NEW DELHI: Environment minister Jayanthi Natarajan has overruled objections from her officials to break the forest bureaucracy’s monopoly over the annual Rs 10,000 crore bamboo trade and declared it a ‘minor forest produce’ instead of a ‘tree’ under forest laws.
This will allow tribals, instead of forest departments, to harvest and auction bamboo, which is one of the major raw materials for the paper, pulp and board industry, from their community and private lands.
The forest ministry had for long classified bamboo as a tree despite its scientific description as a grass. The classification ensured that under the Indian Forest Act, 1927, fallen bamboo got classified as timber and remained under the firm control of the forest bureaucracy which harvested and sold it to the industry. The tribals got a pittance on some occasions even as the industry got bamboo at low rates over long lease periods.
With the introduction of UPA’s flagship Forest Rights Act, the tribal affairs ministry pushed to get the fast growing species of grass out of the control of forest officials with the law providing that the right to harvest minor forest produce (products not classified as timber) grown on traditional forest lands would lie with the tribals.

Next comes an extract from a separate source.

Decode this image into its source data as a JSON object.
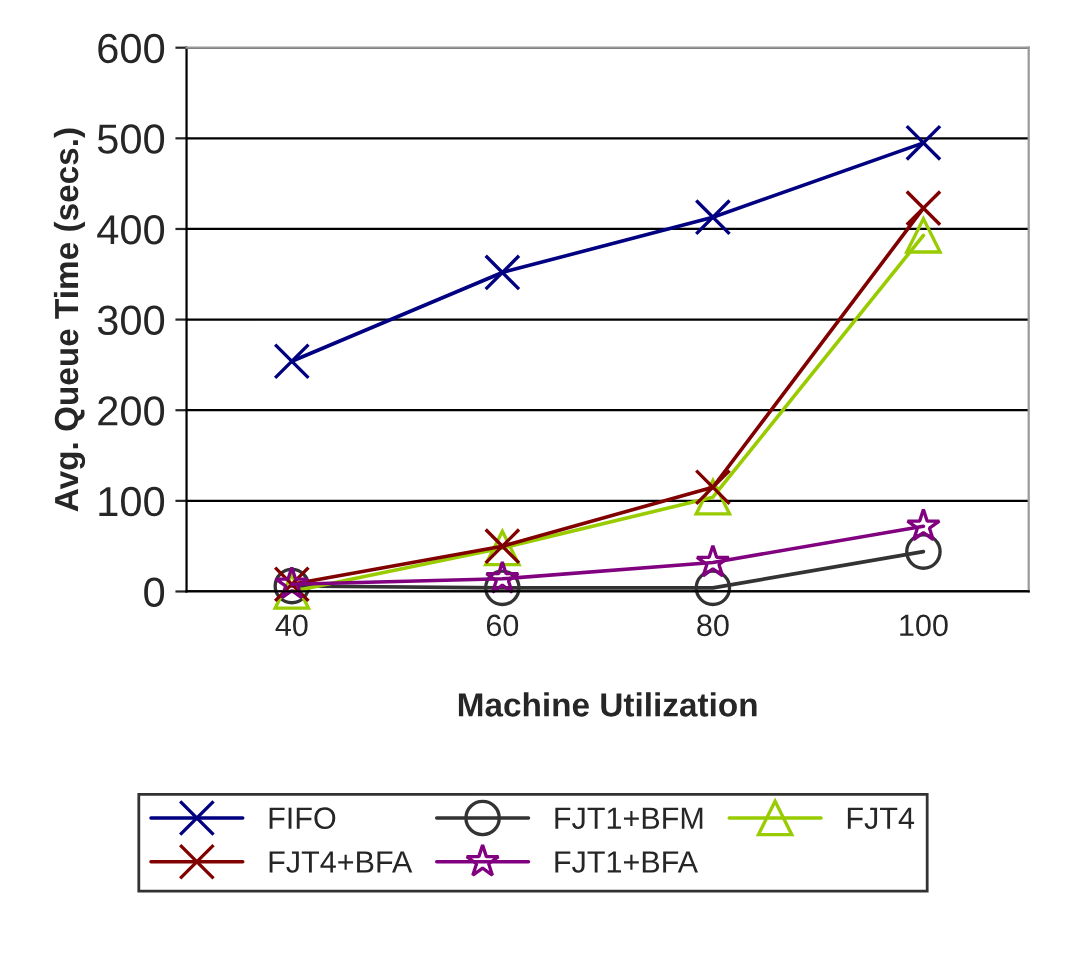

But the forest bureaucracy refused to alter its regulations and classification of the species and put up hurdles in various states based on the Indian Forest Act and its existing rules.

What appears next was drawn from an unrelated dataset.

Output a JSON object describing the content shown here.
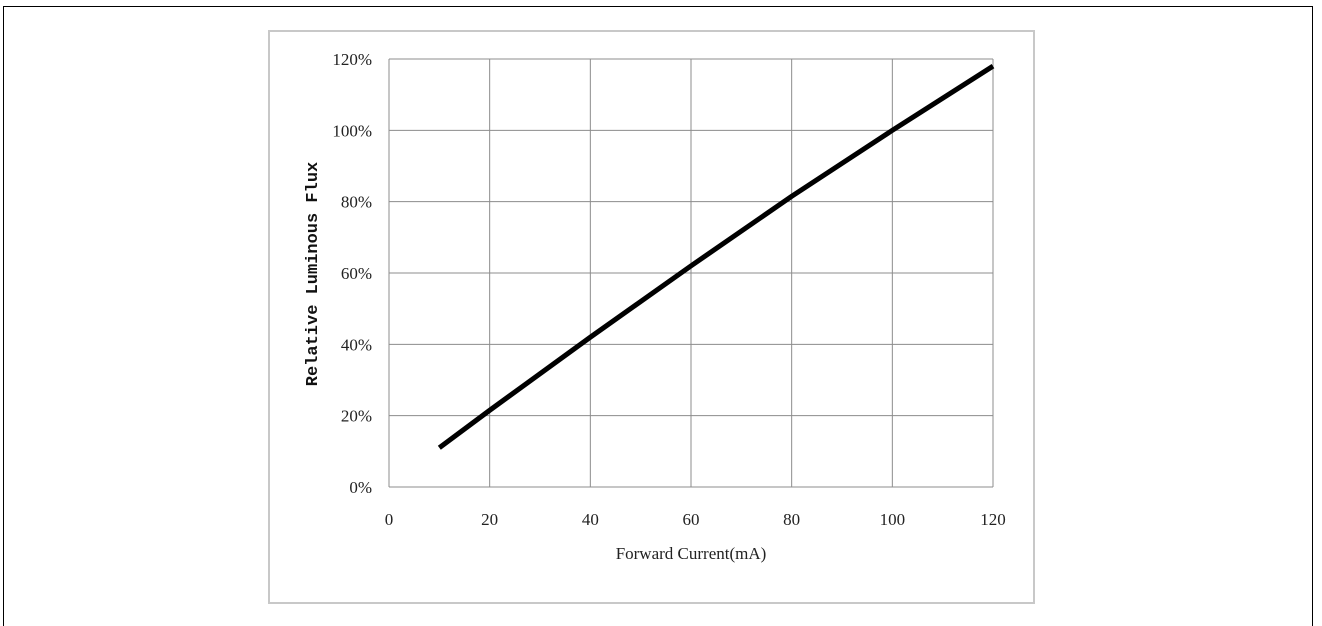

Previous environment minister Jairam Ramesh too pushed the case for relaxing the archaic and incorrect classification of bamboo and easing the norms to ensure that tribals got their rights under FRA but met with only partial success.
Earlier this year, the tribal affairs ministry secured Cabinet nod to offer minimum support price for minor forest produce, including bamboo, to tribals through a new scheme along the lines of the support prices provided to farmers for major crops. The prime minister announced the scheme in his August 15 speech as a prominent part of UPA-2′s pro-tribal measures.
But the tribal affairs ministry, in the last stages of transferring control of bamboo to tribals and finalizing the scheme, got a jolt when senior environment ministry officials stuck to the line that bamboo was a ‘tree’ under the Indian Forest Act, 1927 and could not be harvested, transported or sold by tribals.
Environment minister Jayanthi Natarajan then stepped in and overruled her officials and put on record that bamboo would be classified as a minor forest produce under the Indian Forest Act, 1927 as well.
The decision will pave the way for the tribal affairs ministry to launch the scheme though officials still expect a lot of resistance from state forest officials in handing over real control to the tribals. In some states, forest officials have blocked tribals from selling bamboo by using other regulations like working plans for forestlands being amended to permit the harvest. The tribal affairs ministry believes once the scheme is launched, the forest bureaucracy will have to fall in line.